## The Following are Templates of Information Extraction using SpaCy
##### 1). Extracting named entity and their relationship (revenue, loss, currency, etc.)
##### 2). Decompose sentences to get what the verb is about

In [1]:
from __future__ import unicode_literals, print_function

import plac
import spacy

"""
A simple example of extracting relations between phrases and entities using
spaCy's named entity recognizer and the dependency parse. Here, we extract
money and currency values (entities labelled as MONEY) and then check the
dependency tree to find the noun phrase they are referring to – for example:
$9.4 million --> Net income.

Compatible with: spaCy v2.0.0+
"""

def extract_currency_relations(doc):
    # merge entities and noun chunks into one token
    spans = list(doc.ents) + list(doc.noun_chunks)
    for span in spans:
        span.merge()
    relations = []
    for money in filter(lambda w: w.ent_type_ == 'MONEY', doc):
        if money.dep_ in ('attr', 'dobj'):
            subject = [w for w in money.head.lefts if w.dep_ == 'nsubj']
            if subject:
                subject = subject[0]
                relations.append((subject, money))
        elif money.dep_ == 'pobj' and money.head.dep_ == 'prep':
            relations.append((money.head.head, money))
    return relations


In [2]:
TEXTS = [
    'Net income was $9.4 million compared to the prior year of $2.7 million.',
    'Revenue exceeded twelve billion dollars, with a loss of $1b.',
]

model = "en_core_web_sm"
"""model:  English multi-task CNN trained on OntoNotes, with GloVe vectors trained 
    on Common Crawl.
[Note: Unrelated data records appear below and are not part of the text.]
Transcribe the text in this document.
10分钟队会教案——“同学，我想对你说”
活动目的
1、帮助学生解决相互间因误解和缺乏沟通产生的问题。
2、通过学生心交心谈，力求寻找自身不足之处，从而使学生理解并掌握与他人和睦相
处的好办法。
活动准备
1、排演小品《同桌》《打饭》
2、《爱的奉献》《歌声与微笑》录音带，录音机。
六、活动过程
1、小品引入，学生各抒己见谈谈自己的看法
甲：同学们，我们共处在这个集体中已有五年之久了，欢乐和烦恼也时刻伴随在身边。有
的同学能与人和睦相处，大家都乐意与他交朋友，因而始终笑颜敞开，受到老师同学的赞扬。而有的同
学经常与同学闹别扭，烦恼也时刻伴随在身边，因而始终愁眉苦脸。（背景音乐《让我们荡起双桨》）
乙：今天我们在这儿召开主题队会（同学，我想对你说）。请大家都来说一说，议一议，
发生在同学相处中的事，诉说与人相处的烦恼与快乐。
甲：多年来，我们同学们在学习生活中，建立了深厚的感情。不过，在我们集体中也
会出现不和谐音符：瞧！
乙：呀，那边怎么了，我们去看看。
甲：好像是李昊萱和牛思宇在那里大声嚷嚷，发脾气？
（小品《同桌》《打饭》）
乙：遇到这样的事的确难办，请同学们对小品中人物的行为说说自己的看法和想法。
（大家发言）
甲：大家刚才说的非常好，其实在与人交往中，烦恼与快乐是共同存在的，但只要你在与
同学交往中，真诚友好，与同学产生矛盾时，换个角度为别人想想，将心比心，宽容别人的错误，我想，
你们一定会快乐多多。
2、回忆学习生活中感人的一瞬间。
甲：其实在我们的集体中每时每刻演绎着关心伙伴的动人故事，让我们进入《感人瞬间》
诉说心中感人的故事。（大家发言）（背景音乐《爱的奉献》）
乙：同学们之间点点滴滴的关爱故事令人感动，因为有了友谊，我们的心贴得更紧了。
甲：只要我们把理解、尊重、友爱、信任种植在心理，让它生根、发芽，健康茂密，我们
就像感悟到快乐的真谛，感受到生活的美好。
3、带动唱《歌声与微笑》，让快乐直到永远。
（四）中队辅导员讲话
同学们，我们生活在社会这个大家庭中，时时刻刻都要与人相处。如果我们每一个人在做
Assigns word vectors, context-specific token vectors, 
    POS tags, dependency parse and named entities."""
nlp = spacy.load(model)

for text in TEXTS:
    doc = nlp(text)
    relations = extract_currency_relations(doc)
    for r1, r2 in relations:
        print("[1]:  ",text)
        print("[2]:  ",doc)
        print("[3]:  relationships: ",relations)
        print("[4]:  relationships components: ",'{:<10}\t    --    {}\t    --    {}'.format(r1.text, r2.ent_type_, r2.text))
        print("*"*70)


text = 'Revenue exceeded twelve billion dollars, with a loss of $1b.'
doc = nlp(text)
print("[5]:  doc.ents: ",doc.ents, " -- doc.noun_chunks:", list(doc.noun_chunks))
spans = list(doc.ents) + list(doc.noun_chunks)
for span in spans:
    span.merge()
print("[6]:  span: ", span)
relations = []
for money in filter(lambda w: w.ent_type_ == 'MONEY', doc):
    if money.dep_ in ('attr', 'dobj'):
        subject = [w for w in money.head.lefts if w.dep_ == 'nsubj']
        if subject:
            subject = subject[0]
            relations.append((subject, money))
            print("[7]:  money: ", money," -- subject: ", subject)
    elif money.dep_ == 'pobj' and money.head.dep_ == 'prep':
        relations.append((money.head.head, money))
    break

[1]:   Net income was $9.4 million compared to the prior year of $2.7 million.
[2]:   Net income was $9.4 million compared to the prior year of $2.7 million.
[3]:  relationships:  [(Net income, $9.4 million), (the prior year, $2.7 million)]
[4]:  relationships components:  Net income	    --    MONEY	    --    $9.4 million
**********************************************************************
[1]:   Net income was $9.4 million compared to the prior year of $2.7 million.
[2]:   Net income was $9.4 million compared to the prior year of $2.7 million.
[3]:  relationships:  [(Net income, $9.4 million), (the prior year, $2.7 million)]
[4]:  relationships components:  the prior year	    --    MONEY	    --    $2.7 million
**********************************************************************
[1]:   Revenue exceeded twelve billion dollars, with a loss of $1b.
[2]:   Revenue exceeded twelve billion dollars, with a loss of $1b.
[3]:  relationships:  [(Revenue, twelve billion dollars), (a loss, 1b)

In [3]:
model = 'en_core_web_sm'
lp = spacy.load(model)

doc = nlp("displaCy uses CSS and JavaScript to show you how computers "
           "understand language")

# The easiest way is to find the head of the subtree you want, and then use
# the `.subtree`, `.children`, `.lefts` and `.rights` iterators. `.subtree`
# is the one that does what you're asking for most directly:
for word in doc:
    if word.dep_ in ('xcomp', 'ccomp'):
        print("[1]:  ", word, " ---- :", ''.join(w.text_with_ws for w in word.subtree))
print("Another way to parse out the text for clausal complement is: ")
for word in doc:
    if word.dep_ in ('xcomp', 'ccomp'):
        subtree_span = doc[word.left_edge.i : word.right_edge.i + 1]
        print("[2]:  ",subtree_span.text, '|', subtree_span.root.text)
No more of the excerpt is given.